Link Checker
Overview
The link checker is a component of the the DNZ harvesting stack. It’s
primary purpose is to ensure that records’s landing_url
are still
available, thus ensuring that the overall quality of records is high.
In regard to the link checker, whenever collection
is used, it refers
to the primary_collection
.
Components
Source Checking (On Demand)
When a source_url
(such as
http://api.digitalnz.org/records/23141109/source)
is accessed, the API submits the link to the link checker.
This gets processed according to the Link Checking Report page for that collection. See below.

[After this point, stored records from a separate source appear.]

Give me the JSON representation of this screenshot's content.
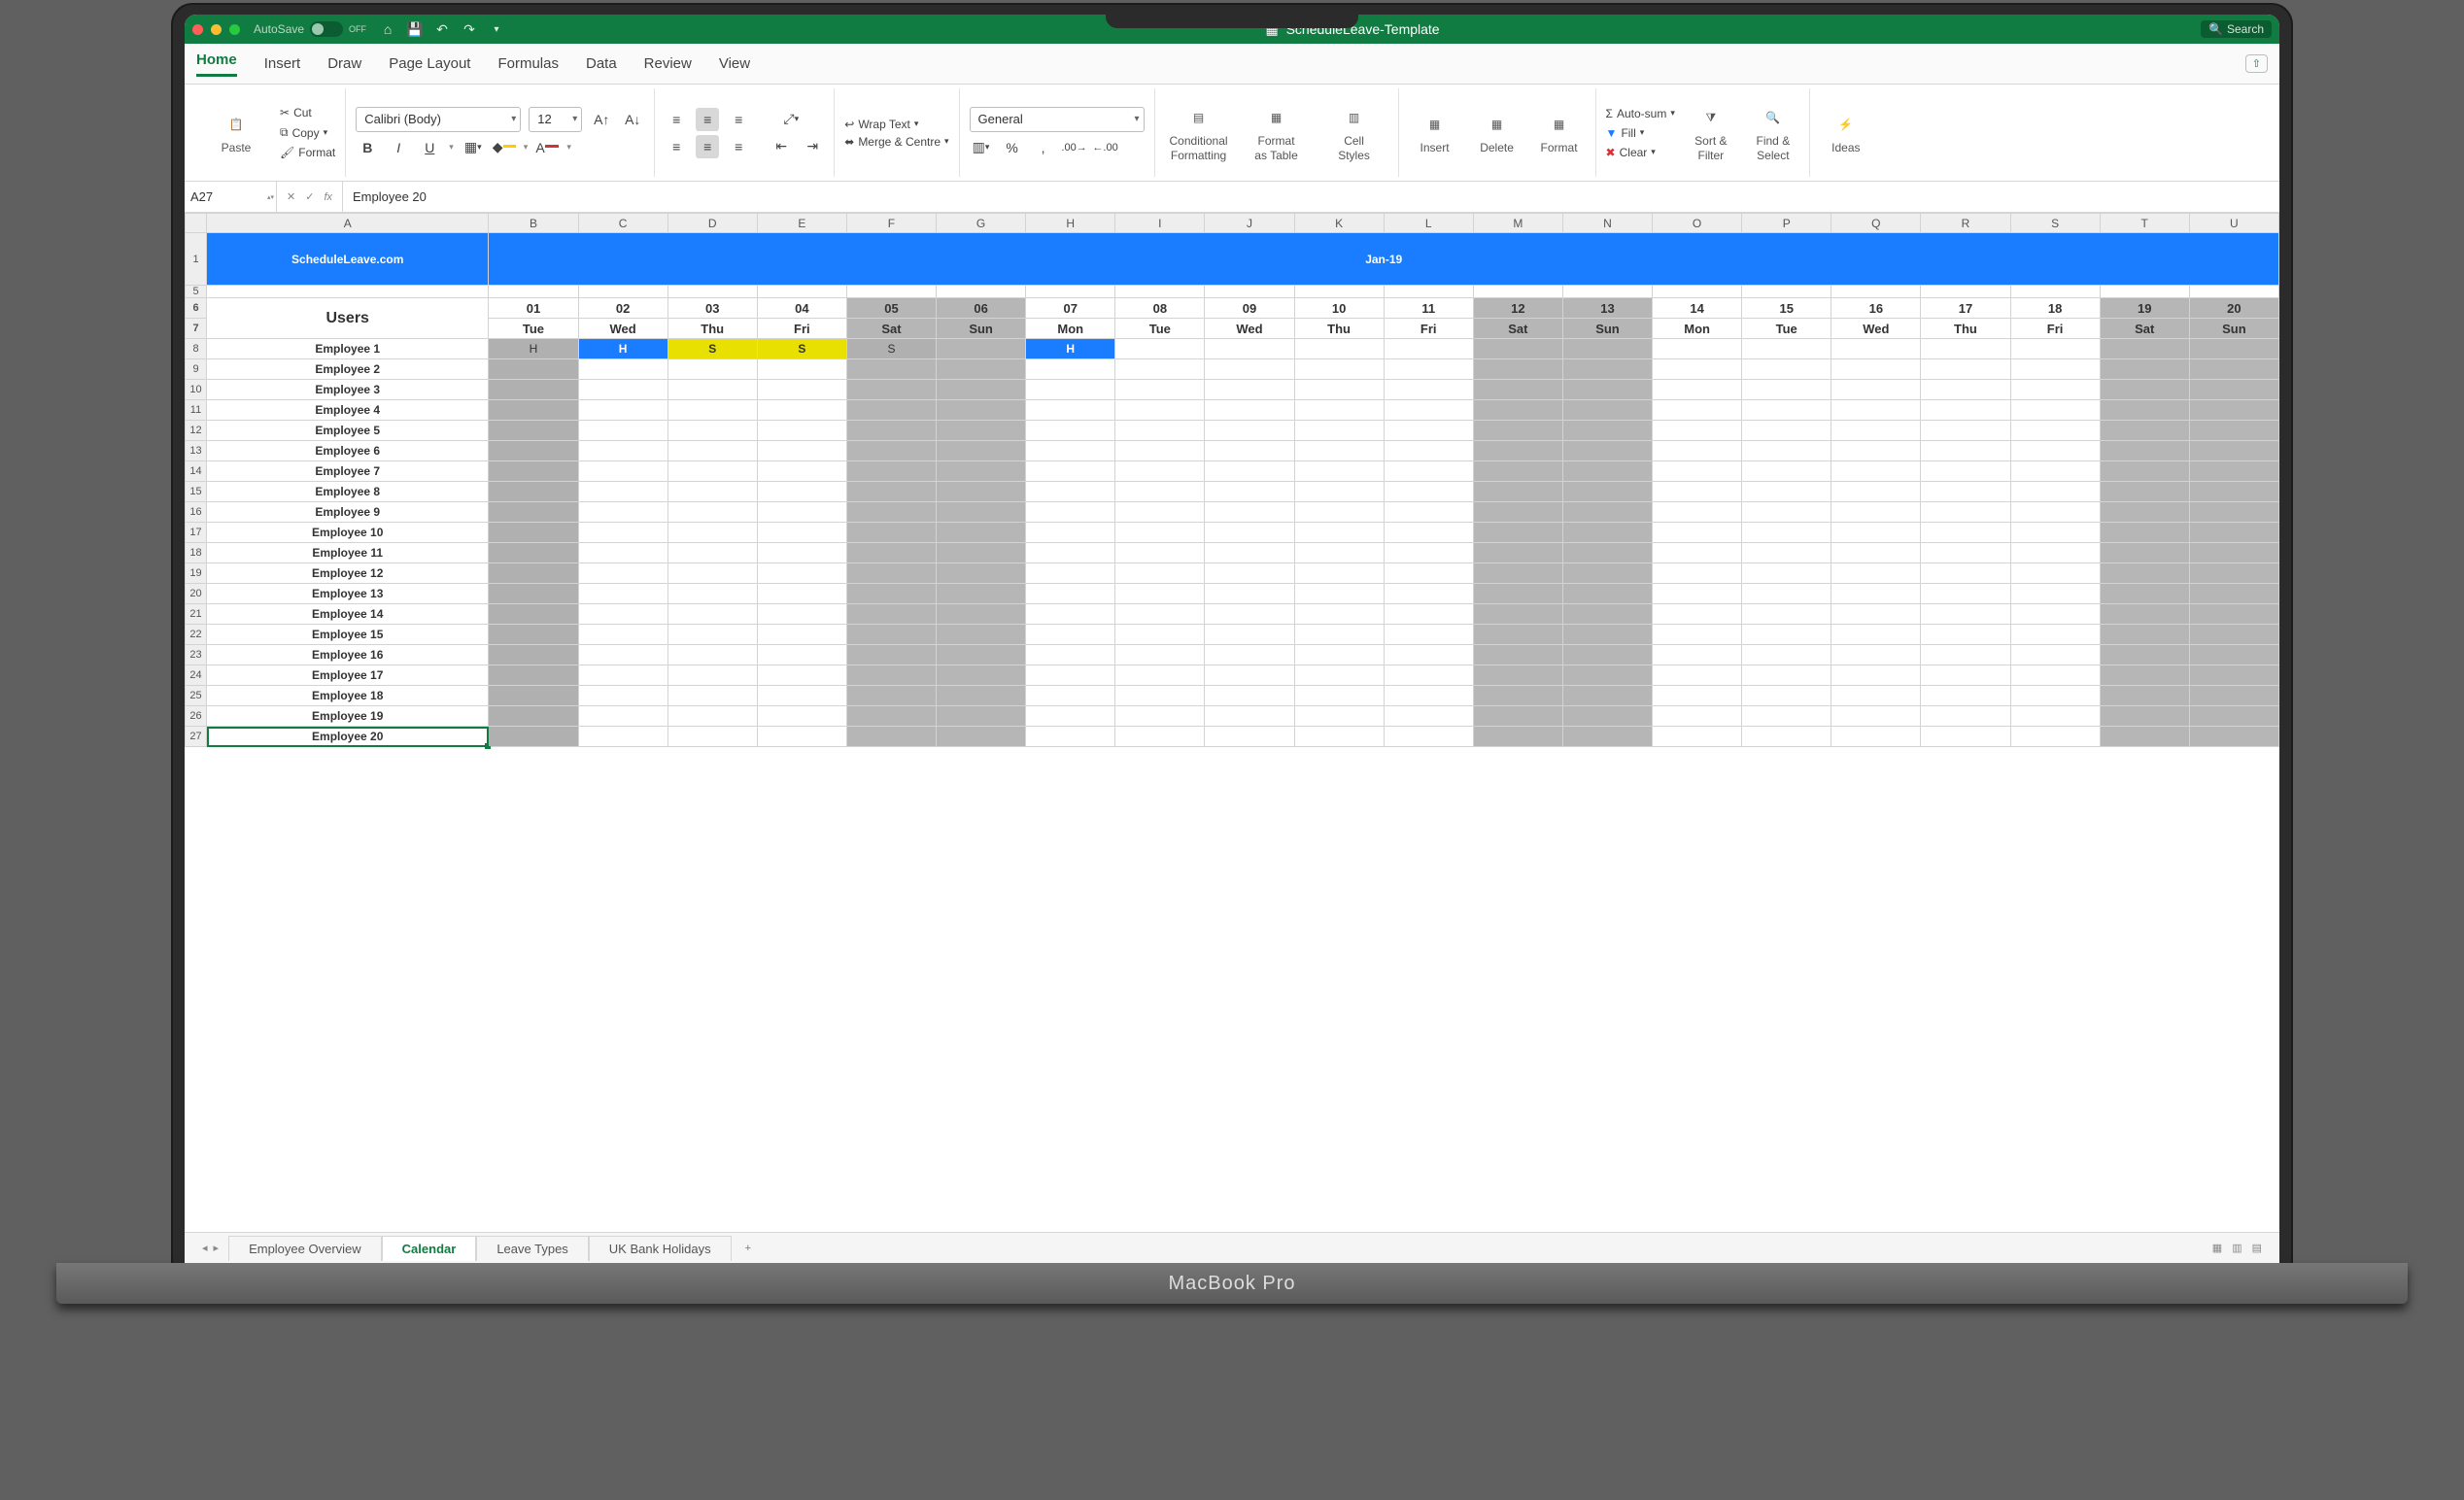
{
  "titlebar": {
    "autosave": "AutoSave",
    "autosave_state": "OFF",
    "doc_title": "ScheduleLeave-Template",
    "search_placeholder": "Search"
  },
  "tabs": [
    "Home",
    "Insert",
    "Draw",
    "Page Layout",
    "Formulas",
    "Data",
    "Review",
    "View"
  ],
  "active_tab": "Home",
  "ribbon": {
    "paste": "Paste",
    "cut": "Cut",
    "copy": "Copy",
    "format": "Format",
    "font_name": "Calibri (Body)",
    "font_size": "12",
    "wrap": "Wrap Text",
    "merge": "Merge & Centre",
    "number_format": "General",
    "cf": "Conditional\nFormatting",
    "fat": "Format\nas Table",
    "cs": "Cell\nStyles",
    "insert": "Insert",
    "delete": "Delete",
    "format2": "Format",
    "autosum": "Auto-sum",
    "fill": "Fill",
    "clear": "Clear",
    "sortfilter": "Sort &\nFilter",
    "findselect": "Find &\nSelect",
    "ideas": "Ideas"
  },
  "fx": {
    "namebox": "A27",
    "formula": "Employee 20"
  },
  "sheet": {
    "columns": [
      "A",
      "B",
      "C",
      "D",
      "E",
      "F",
      "G",
      "H",
      "I",
      "J",
      "K",
      "L",
      "M",
      "N",
      "O",
      "P",
      "Q",
      "R",
      "S",
      "T",
      "U"
    ],
    "title": "ScheduleLeave.com",
    "month": "Jan-19",
    "users_label": "Users",
    "days": [
      {
        "n": "01",
        "d": "Tue",
        "w": false
      },
      {
        "n": "02",
        "d": "Wed",
        "w": false
      },
      {
        "n": "03",
        "d": "Thu",
        "w": false
      },
      {
        "n": "04",
        "d": "Fri",
        "w": false
      },
      {
        "n": "05",
        "d": "Sat",
        "w": true
      },
      {
        "n": "06",
        "d": "Sun",
        "w": true
      },
      {
        "n": "07",
        "d": "Mon",
        "w": false
      },
      {
        "n": "08",
        "d": "Tue",
        "w": false
      },
      {
        "n": "09",
        "d": "Wed",
        "w": false
      },
      {
        "n": "10",
        "d": "Thu",
        "w": false
      },
      {
        "n": "11",
        "d": "Fri",
        "w": false
      },
      {
        "n": "12",
        "d": "Sat",
        "w": true
      },
      {
        "n": "13",
        "d": "Sun",
        "w": true
      },
      {
        "n": "14",
        "d": "Mon",
        "w": false
      },
      {
        "n": "15",
        "d": "Tue",
        "w": false
      },
      {
        "n": "16",
        "d": "Wed",
        "w": false
      },
      {
        "n": "17",
        "d": "Thu",
        "w": false
      },
      {
        "n": "18",
        "d": "Fri",
        "w": false
      },
      {
        "n": "19",
        "d": "Sat",
        "w": true
      },
      {
        "n": "20",
        "d": "Sun",
        "w": true
      }
    ],
    "employees": [
      "Employee 1",
      "Employee 2",
      "Employee 3",
      "Employee 4",
      "Employee 5",
      "Employee 6",
      "Employee 7",
      "Employee 8",
      "Employee 9",
      "Employee 10",
      "Employee 11",
      "Employee 12",
      "Employee 13",
      "Employee 14",
      "Employee 15",
      "Employee 16",
      "Employee 17",
      "Employee 18",
      "Employee 19",
      "Employee 20"
    ],
    "row1_marks": [
      {
        "col": 0,
        "v": "H",
        "cls": "gray"
      },
      {
        "col": 1,
        "v": "H",
        "cls": "blue"
      },
      {
        "col": 2,
        "v": "S",
        "cls": "yellow"
      },
      {
        "col": 3,
        "v": "S",
        "cls": "yellow"
      },
      {
        "col": 4,
        "v": "S",
        "cls": "gray"
      },
      {
        "col": 6,
        "v": "H",
        "cls": "blue"
      }
    ],
    "row_start": 8,
    "selected_row": 27
  },
  "sheet_tabs": {
    "items": [
      "Employee Overview",
      "Calendar",
      "Leave Types",
      "UK Bank Holidays"
    ],
    "active": "Calendar"
  },
  "base_label": "MacBook Pro"
}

Once the rule has been run against the record, it’s state (active
or
supressed
) will be updated if necessary.
Collection Checking
Every 2 hours, the 2 oldest and 2 newest records, by syndication date,
from each collection are checked. If all records fail their collection
rules (below), the collection is marked as suppressed
. After 3 further
attempts (so 4 in total) with exponential back-off, the collection is
marked as deleted
.
Manually Suppress Collection
If a harvest operator knows that a specific collection is going to be down or if they need to remove the collection’s items from the API they can do so via the Suppress Collections interface of the harvester. An operator can see which collections are suppressed, and add or remove collections.
Note: Marking a collection as suppressed doesn’t delete the collections items (and are thus still available if you their id), they are just added to the API Suppressed Sources and don’t show up in search results.
Collection Rules
The Collection Rule defines what it means for an item to inaccessible. The Collection Rule defines:
- Collection title: the
primary_collection
for which this rule applies to - Xpath: If this expression evaluates as true or returns elements
against the returned document, the record is deemed to be inactive. Examples:
//p[@class="error"]
//a[@href="#intro"]/h1/span
//h1/span[text()[contains(.,"boost")]]
- Status codes: If any of these comma-separated, regular expression
status codes match the HTTP status code returned, the record is deemed
to be inactive. 404 is assumed to be an invalid code, so doesn’t need to
be added explicitly. Examples:
301,302
301,4..,50.
-
Throttle: The delay (in seconds) between requests being sent to the content partner. Analogous with
throttle
in the parser DSL - Active: This activates link checking activities for that collection - so when the link checker comes across broken links (eg 404’s) the record will be suppressed.
Network Health Awareness
The link checker is aware of it’s internet connectivity. It attempts to
get the www.google.com
homepage every 5 minutes, and if it isn’t
successful a global active
flag is un-set. This means that if there is
an issue with internet connectivity, DNS or other network issues the
link checked doesn’t bring down all collections in one fell swoop.
Logging
Statistics on the number of links activated, suppressed and deleted on a given day are shown on the Manager Link Checking Report page. This is also emailed to Harvest Operators
Nitty Gritty Technical Details
Relationship between the Manager, the API and the Worker
The Manager houses all the setup of the collection checking and the
rules. The Manager provides an interface to the API Suppressed Sources
to manually suppress and active whole collections. The work to actually
perform the checking of the landing_url
s and to check the health of the
network is all done in the Worker, running as Sidekiq jobs.